Das Erlass, das von den Ministerien für Finanzen und Energie unterzeichnet wurde, entspricht einem Muster von kurzfristigen Kürzungen, die eingeführt wurden, um die Verbraucher vor steigenden Kraftstoffkosten zu schützen. Die Verlängerung wurde am Donnerstag bekannt gegeben, einen Tag nachdem die Behörden zuvor den Steuerausschluss bis zum Dienstag verlängert hatten.
Die Regierung senkte zunächst die Dieselpreise an den Pumpen um €0,17 pro Liter im Juli als Reaktion auf die erhöhten Ölpreise, die durch geopolitische Spannungen im Nahen Osten entstanden waren. Die vom Verkehrsministerium veröffentlichten Wochenenddaten zeigten, dass Diesel durchschnittlich €2,203 pro Liter auf Italiens Autobahnnetz stand, während Benzin €2,087 pro Liter kostete.
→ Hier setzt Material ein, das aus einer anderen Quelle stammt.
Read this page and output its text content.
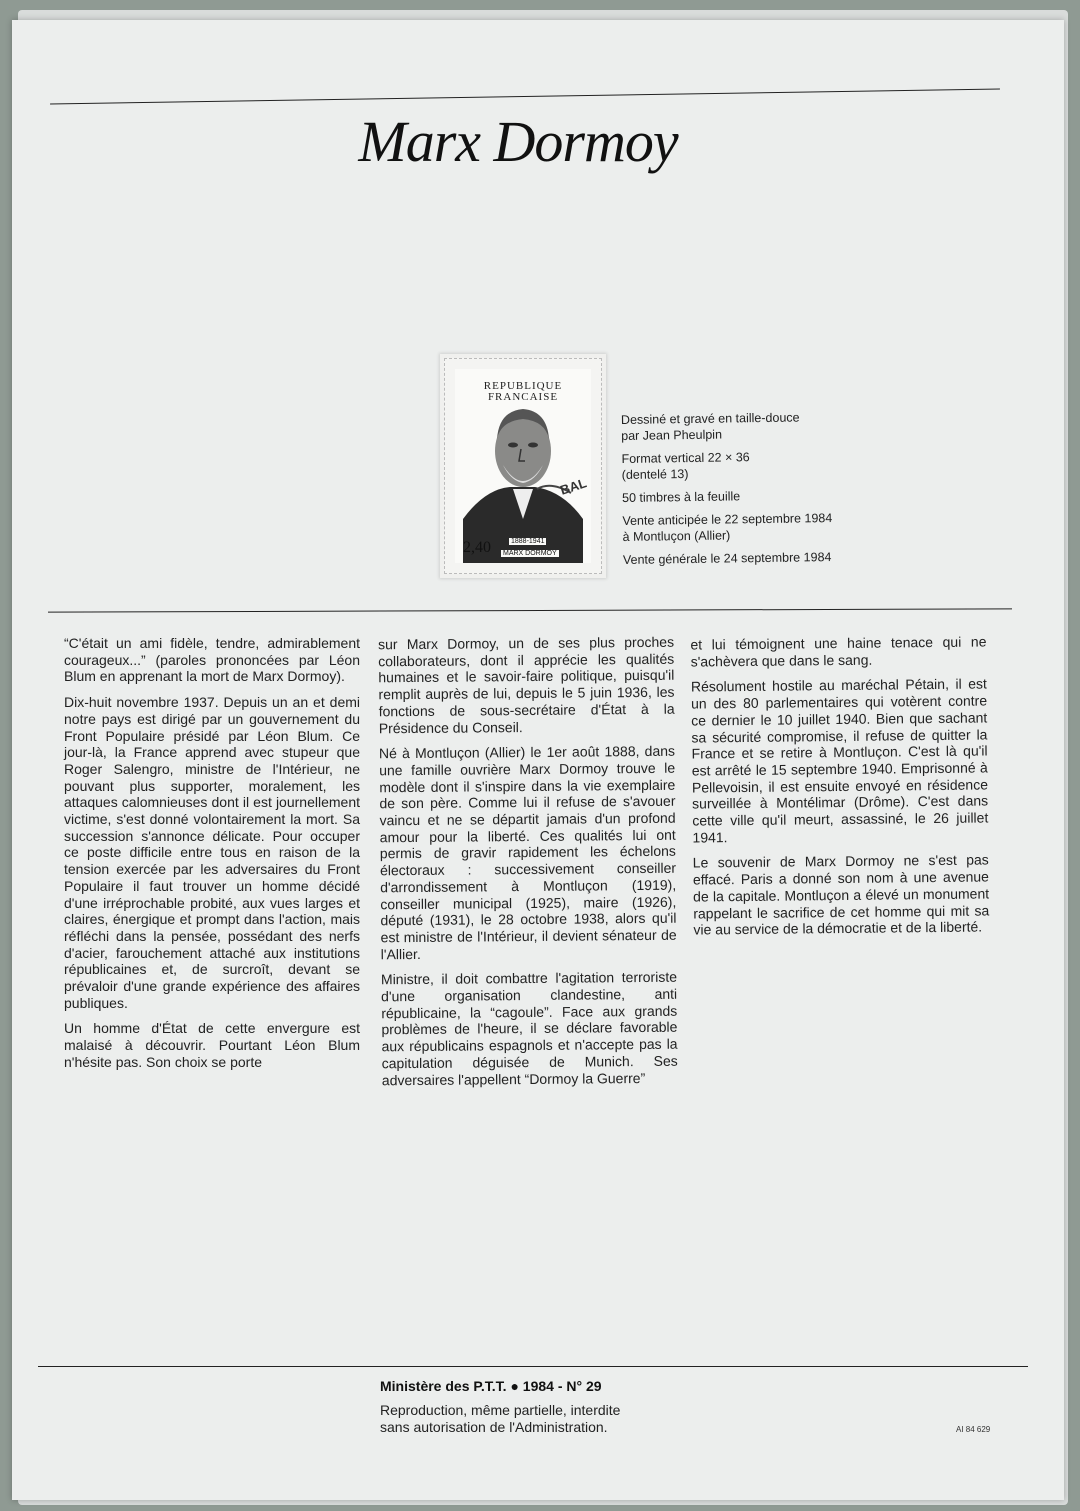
Marx Dormoy
REPUBLIQUE
FRANCAISE
BAL
1888-1941
2,40 MARX DORMOY

Dessiné et gravé en taille-douce
par Jean Pheulpin

Format vertical 22 × 36
(dentelé 13)

50 timbres à la feuille

Vente anticipée le 22 septembre 1984
à Montluçon (Allier)

Vente générale le 24 septembre 1984

“C'était un ami fidèle, tendre, admirablement courageux...” (paroles prononcées par Léon Blum en apprenant la mort de Marx Dormoy).

Dix-huit novembre 1937. Depuis un an et demi notre pays est dirigé par un gouvernement du Front Populaire présidé par Léon Blum. Ce jour-là, la France apprend avec stupeur que Roger Salengro, ministre de l'Intérieur, ne pouvant plus supporter, moralement, les attaques calomnieuses dont il est journellement victime, s'est donné volontairement la mort. Sa succession s'annonce délicate. Pour occuper ce poste difficile entre tous en raison de la tension exercée par les adversaires du Front Populaire il faut trouver un homme décidé d'une irréprochable probité, aux vues larges et claires, énergique et prompt dans l'action, mais réfléchi dans la pensée, possédant des nerfs d'acier, farouchement attaché aux institutions républicaines et, de surcroît, devant se prévaloir d'une grande expérience des affaires publiques.

Un homme d'État de cette envergure est malaisé à découvrir. Pourtant Léon Blum n'hésite pas. Son choix se porte

sur Marx Dormoy, un de ses plus proches collaborateurs, dont il apprécie les qualités humaines et le savoir-faire politique, puisqu'il remplit auprès de lui, depuis le 5 juin 1936, les fonctions de sous-secrétaire d'État à la Présidence du Conseil.

Né à Montluçon (Allier) le 1er août 1888, dans une famille ouvrière Marx Dormoy trouve le modèle dont il s'inspire dans la vie exemplaire de son père. Comme lui il refuse de s'avouer vaincu et ne se départit jamais d'un profond amour pour la liberté. Ces qualités lui ont permis de gravir rapidement les échelons électoraux : successivement conseiller d'arrondissement à Montluçon (1919), conseiller municipal (1925), maire (1926), député (1931), le 28 octobre 1938, alors qu'il est ministre de l'Intérieur, il devient sénateur de l'Allier.

Ministre, il doit combattre l'agitation terroriste d'une organisation clandestine, anti républicaine, la “cagoule”. Face aux grands problèmes de l'heure, il se déclare favorable aux républicains espagnols et n'accepte pas la capitulation déguisée de Munich. Ses adversaires l'appellent “Dormoy la Guerre”

et lui témoignent une haine tenace qui ne s'achèvera que dans le sang.

Résolument hostile au maréchal Pétain, il est un des 80 parlementaires qui votèrent contre ce dernier le 10 juillet 1940. Bien que sachant sa sécurité compromise, il refuse de quitter la France et se retire à Montluçon. C'est là qu'il est arrêté le 15 septembre 1940. Emprisonné à Pellevoisin, il est ensuite envoyé en résidence surveillée à Montélimar (Drôme). C'est dans cette ville qu'il meurt, assassiné, le 26 juillet 1941.

Le souvenir de Marx Dormoy ne s'est pas effacé. Paris a donné son nom à une avenue de la capitale. Montluçon a élevé un monument rappelant le sacrifice de cet homme qui mit sa vie au service de la démocratie et de la liberté.

Ministère des P.T.T. ● 1984 - N° 29
Reproduction, même partielle, interdite
sans autorisation de l'Administration.	AI 84 629
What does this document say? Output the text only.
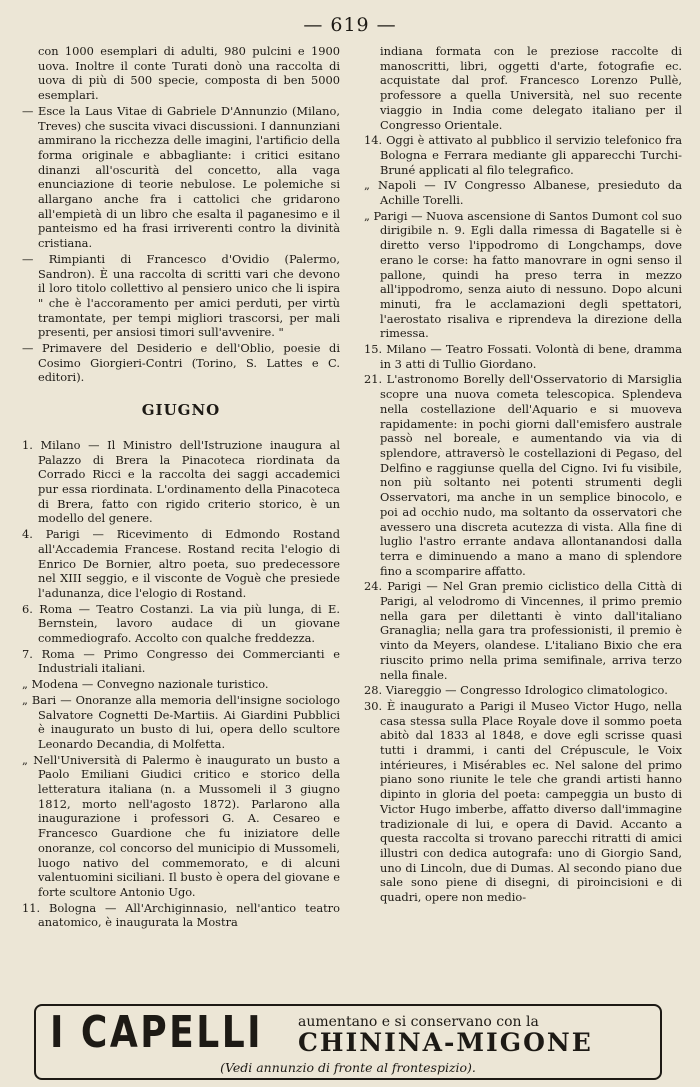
— 619 —

con 1000 esemplari di adulti, 980 pulcini e 1900 uova. Inoltre il conte Turati donò una raccolta di uova di più di 500 specie, composta di ben 5000 esemplari.

— Esce la Laus Vitae di Gabriele D'Annunzio (Milano, Treves) che suscita vivaci discussioni. I dannunziani ammirano la ricchezza delle imagini, l'artificio della forma originale e abbagliante: i critici esitano dinanzi all'oscurità del concetto, alla vaga enunciazione di teorie nebulose. Le polemiche si allargano anche fra i cattolici che gridarono all'empietà di un libro che esalta il paganesimo e il panteismo ed ha frasi irriverenti contro la divinità cristiana.

— Rimpianti di Francesco d'Ovidio (Palermo, Sandron). È una raccolta di scritti vari che devono il loro titolo collettivo al pensiero unico che li ispira " che è l'accoramento per amici perduti, per virtù tramontate, per tempi migliori trascorsi, per mali presenti, per ansiosi timori sull'avvenire. "

— Primavere del Desiderio e dell'Oblio, poesie di Cosimo Giorgieri-Contri (Torino, S. Lattes e C. editori).

GIUGNO

1. Milano — Il Ministro dell'Istruzione inaugura al Palazzo di Brera la Pinacoteca riordinata da Corrado Ricci e la raccolta dei saggi accademici pur essa riordinata. L'ordinamento della Pinacoteca di Brera, fatto con rigido criterio storico, è un modello del genere.

4. Parigi — Ricevimento di Edmondo Rostand all'Accademia Francese. Rostand recita l'elogio di Enrico De Bornier, altro poeta, suo predecessore nel XIII seggio, e il visconte de Voguè che presiede l'adunanza, dice l'elogio di Rostand.

6. Roma — Teatro Costanzi. La via più lunga, di E. Bernstein, lavoro audace di un giovane commediografo. Accolto con qualche freddezza.

7. Roma — Primo Congresso dei Commercianti e Industriali italiani.

„ Modena — Convegno nazionale turistico.

„ Bari — Onoranze alla memoria dell'insigne sociologo Salvatore Cognetti De-Martiis. Ai Giardini Pubblici è inaugurato un busto di lui, opera dello scultore Leonardo Decandia, di Molfetta.

„ Nell'Università di Palermo è inaugurato un busto a Paolo Emiliani Giudici critico e storico della letteratura italiana (n. a Mussomeli il 3 giugno 1812, morto nell'agosto 1872). Parlarono alla inaugurazione i professori G. A. Cesareo e Francesco Guardione che fu iniziatore delle onoranze, col concorso del municipio di Mussomeli, luogo nativo del commemorato, e di alcuni valentuomini siciliani. Il busto è opera del giovane e forte scultore Antonio Ugo.

11. Bologna — All'Archiginnasio, nell'antico teatro anatomico, è inaugurata la Mostra

indiana formata con le preziose raccolte di manoscritti, libri, oggetti d'arte, fotografie ec. acquistate dal prof. Francesco Lorenzo Pullè, professore a quella Università, nel suo recente viaggio in India come delegato italiano per il Congresso Orientale.

14. Oggi è attivato al pubblico il servizio telefonico fra Bologna e Ferrara mediante gli apparecchi Turchi-Bruné applicati al filo telegrafico.

„ Napoli — IV Congresso Albanese, presieduto da Achille Torelli.

„ Parigi — Nuova ascensione di Santos Dumont col suo dirigibile n. 9. Egli dalla rimessa di Bagatelle si è diretto verso l'ippodromo di Longchamps, dove erano le corse: ha fatto manovrare in ogni senso il pallone, quindi ha preso terra in mezzo all'ippodromo, senza aiuto di nessuno. Dopo alcuni minuti, fra le acclamazioni degli spettatori, l'aerostato risaliva e riprendeva la direzione della rimessa.

15. Milano — Teatro Fossati. Volontà di bene, dramma in 3 atti di Tullio Giordano.

21. L'astronomo Borelly dell'Osservatorio di Marsiglia scopre una nuova cometa telescopica. Splendeva nella costellazione dell'Aquario e si muoveva rapidamente: in pochi giorni dall'emisfero australe passò nel boreale, e aumentando via via di splendore, attraversò le costellazioni di Pegaso, del Delfino e raggiunse quella del Cigno. Ivi fu visibile, non più soltanto nei potenti strumenti degli Osservatori, ma anche in un semplice binocolo, e poi ad occhio nudo, ma soltanto da osservatori che avessero una discreta acutezza di vista. Alla fine di luglio l'astro errante andava allontanandosi dalla terra e diminuendo a mano a mano di splendore fino a scomparire affatto.

24. Parigi — Nel Gran premio ciclistico della Città di Parigi, al velodromo di Vincennes, il primo premio nella gara per dilettanti è vinto dall'italiano Granaglia; nella gara tra professionisti, il premio è vinto da Meyers, olandese. L'italiano Bixio che era riuscito primo nella prima semifinale, arriva terzo nella finale.

28. Viareggio — Congresso Idrologico climatologico.

30. È inaugurato a Parigi il Museo Victor Hugo, nella casa stessa sulla Place Royale dove il sommo poeta abitò dal 1833 al 1848, e dove egli scrisse quasi tutti i drammi, i canti del Crépuscule, le Voix intérieures, i Misérables ec. Nel salone del primo piano sono riunite le tele che grandi artisti hanno dipinto in gloria del poeta: campeggia un busto di Victor Hugo imberbe, affatto diverso dall'immagine tradizionale di lui, e opera di David. Accanto a questa raccolta si trovano parecchi ritratti di amici illustri con dedica autografa: uno di Giorgio Sand, uno di Lincoln, due di Dumas. Al secondo piano due sale sono piene di disegni, di piroincisioni e di quadri, opere non medio-

I CAPELLI aumentano e si conservano con la
CHININA-MIGONE
(Vedi annunzio di fronte al frontespizio).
Die Premierministerin Giorgia Meloni steht unter politischem Druck, die Belastung durch höhere Kraftstoffkosten vor den im nächsten Jahr erwarteten Parlamentswahlen zu reduzieren. Die Regierung hat sich statt struktureller Politikänderungen auf vorübergehende Steuererleichterungen konzentriert, um die Einzelhandelspreise zu steuern.
Die jüngste Verlängerung unterstreicht die Volatilität auf den europäischen Energiemärkten, in denen Nachfrage- und Angebotsstörungen zu anhaltendem Preisdruck beigetragen haben, obwohl die Regierung einschritt.